= Chandradinga =

Hill in Mymensingh, Bangladesh

Chandradinga (চন্দ্রডিঙ্গা) is a hill located in the Kalmakanda Upazila of Netrakona District, in the Mymensingh Division of Bangladesh. It forms a part of the Garo Hills, which extend into Bangladesh from the Indian state of Meghalaya. The hill is renowned for its natural beauty and the local folklore associated with it, particularly the legend of Chand Sadagar, a prominent figure in Bengali mythology.
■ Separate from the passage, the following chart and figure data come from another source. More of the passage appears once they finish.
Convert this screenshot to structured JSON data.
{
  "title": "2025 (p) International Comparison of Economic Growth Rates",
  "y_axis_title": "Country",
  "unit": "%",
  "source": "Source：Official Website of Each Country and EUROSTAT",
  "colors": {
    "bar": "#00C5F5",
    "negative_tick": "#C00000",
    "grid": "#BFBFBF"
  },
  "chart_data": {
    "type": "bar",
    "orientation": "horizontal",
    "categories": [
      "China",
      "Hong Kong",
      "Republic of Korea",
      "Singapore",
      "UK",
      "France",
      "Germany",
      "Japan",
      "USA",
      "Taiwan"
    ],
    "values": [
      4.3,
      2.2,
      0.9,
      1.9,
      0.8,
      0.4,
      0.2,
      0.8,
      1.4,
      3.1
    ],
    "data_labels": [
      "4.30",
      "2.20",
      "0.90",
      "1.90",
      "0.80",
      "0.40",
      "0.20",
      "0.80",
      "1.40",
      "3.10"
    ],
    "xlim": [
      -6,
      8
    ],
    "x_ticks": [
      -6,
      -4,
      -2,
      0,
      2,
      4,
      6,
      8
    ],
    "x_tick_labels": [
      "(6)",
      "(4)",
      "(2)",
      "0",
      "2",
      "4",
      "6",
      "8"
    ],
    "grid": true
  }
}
== Etymology and Folklore ==
The name Chandradinga is derived from two words: "Chandra", referring to Chand Sadagar, and "Dinga", meaning boat in Bengali. According to local folklore and interpretations of Bengali epic literature, the name commemorates the drowning of Chand Sadagar’s fleet of seven boats — known as Saptadinga — in a mythical sea called Kalidaha Sagar. This legend is prominently featured in the Manasamangal Kāvya, a key work of medieval Bengali literature.
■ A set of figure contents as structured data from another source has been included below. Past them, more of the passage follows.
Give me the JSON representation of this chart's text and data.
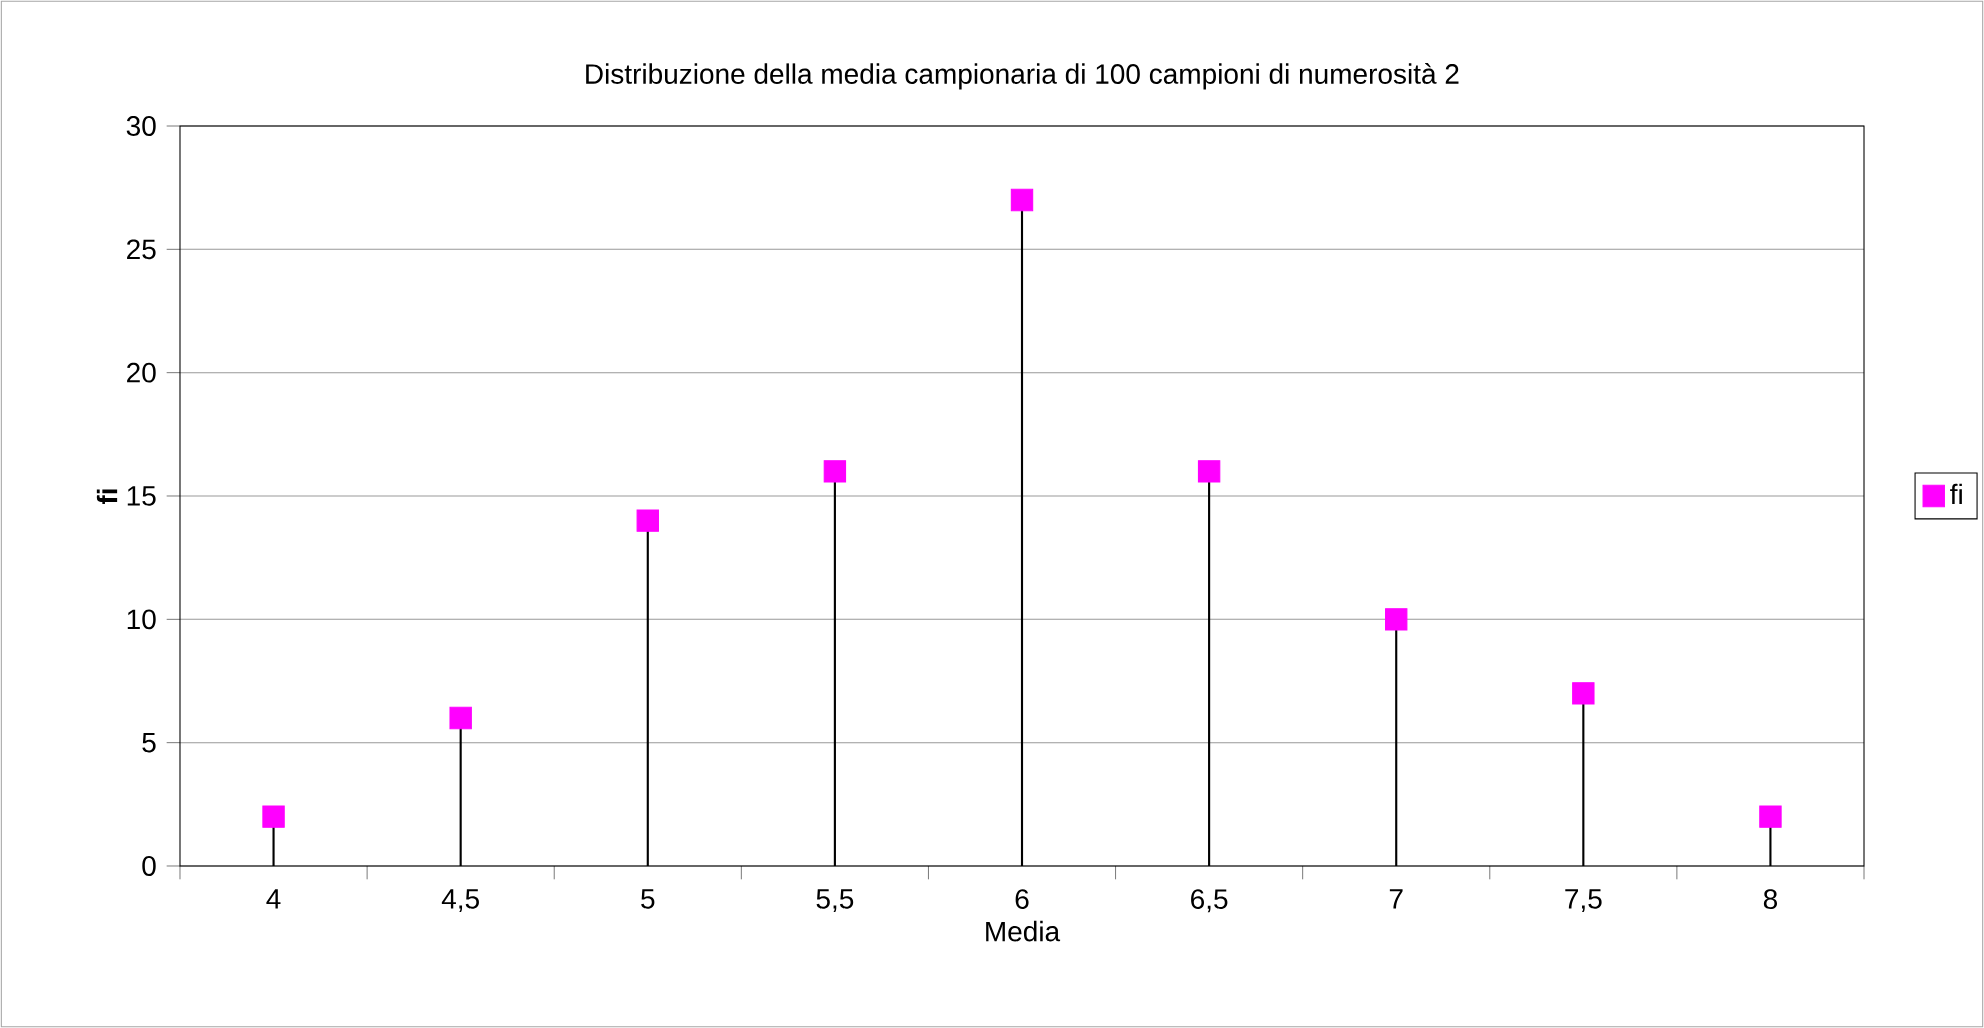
{
  "chart_data": {
    "type": "lollipop",
    "title": "Distribuzione della media campionaria di 100 campioni di numerosità 2",
    "xlabel": "Media",
    "ylabel": "fi",
    "categories": [
      "4",
      "4,5",
      "5",
      "5,5",
      "6",
      "6,5",
      "7",
      "7,5",
      "8"
    ],
    "series": [
      {
        "name": "fi",
        "color": "#ff00ff",
        "values": [
          2,
          6,
          14,
          16,
          27,
          16,
          10,
          7,
          2
        ]
      }
    ],
    "ylim": [
      0,
      30
    ],
    "yticks": [
      0,
      5,
      10,
      15,
      20,
      25,
      30
    ],
    "grid": "y",
    "legend": "right",
    "marker": "square"
  }
}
According to the tale, the Hindu serpent goddess Manasa demanded worship from Chand Sadagar. Upon his refusal, she caused a storm that sank his seven boats. It is believed that the remnants of those boats are represented by seven rock formations in the Chandradinga area, contributing to the hill's mythical significance.

== Geography and Features ==
Chandradinga Hill is notable for its distinct shape, which resembles an overturned boat. The hill is surrounded by a scenic natural environment and offers panoramic views from the top. Several rock formations at the site are said to resemble boats, reinforcing the connection to the legend of the Saptadinga.